I wanted to do ranking in spark, as follows:
Input:
5.6
5.6
5.6
6.2
8.1
5.5
5.5
Ranks:
1
1
1
2
3
0
0
0
Output:
Rank Input
0 5.5
0 5.5
1 5.6
1 5.6
1 5.6
2 6.2
3 8.1
I wanted to know how I can sort these in spark and also get the same ranking as listed above. The requirements are:
I wanted to do this in scala. Can someone help me write code for this?

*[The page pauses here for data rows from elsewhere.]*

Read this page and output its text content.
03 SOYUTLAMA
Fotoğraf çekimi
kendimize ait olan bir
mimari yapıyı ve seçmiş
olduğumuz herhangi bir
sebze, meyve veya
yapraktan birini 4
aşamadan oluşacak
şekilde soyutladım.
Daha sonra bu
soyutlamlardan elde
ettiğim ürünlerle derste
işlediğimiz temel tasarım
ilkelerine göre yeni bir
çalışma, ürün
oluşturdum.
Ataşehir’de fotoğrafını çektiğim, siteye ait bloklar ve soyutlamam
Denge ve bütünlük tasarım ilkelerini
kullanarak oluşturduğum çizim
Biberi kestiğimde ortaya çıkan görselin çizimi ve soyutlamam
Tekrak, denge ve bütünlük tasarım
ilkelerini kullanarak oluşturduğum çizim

If you expect just some ranks you could first get all distinct
values, collect them as a List
and transform them into a BroadCast
. Below, I show a dirty example, notice that it isn't guaranteed that the output will be sorted (there might probably be better approaches, but this is the first thing that comes to my mind):
// Case 1. k is small (fits in the driver and nodes)
val rdd = sc.parallelize(List(1,1,44,4,1,33,44,1,2))
val distincts = rdd.distinct.collect.sortBy(x => x)
val broadcast = sc.broadcast(distincts)
val sdd = rdd.map{
case i: Int => (broadcast.value.asInstanceOf[Array[Int]].indexOf(i), i)
}
sdd.collect()
// Array[(Int, Int)] = Array((0,1), (0,1), (4,44), (2,4), (0,1), (3,33), (4,44), (0,1), (1,2))
In the second approach I sort using Spark's functionality, in the RDD's documentation you could find how zipWithIndex
and keyBy
work.
//case 2. k is big, distinct values don't fit in the Driver.
val rdd = sc.parallelize(List(1,1,44,4,1,33,44,1,2))
val distincts = rdd.distinct.sortBy(x => x).zipWithIndex
rdd.keyBy(x => x)
.join(distincts.keyBy(_._1))
.map{
case (value: Int, (v1: Int, (v2: Int, index: Long))) => (index, value)
}.collect()
//res15: Array[(Long, Int)] = Array((3,33), (2,4), (0,1), (0,1), (0,1), (0,1), (4,44), (4,44), (1,2))
By the way, I use collect
just for visualization purposes, in a real app you shouldn't use it unless you are sure it fits in the driver's memory.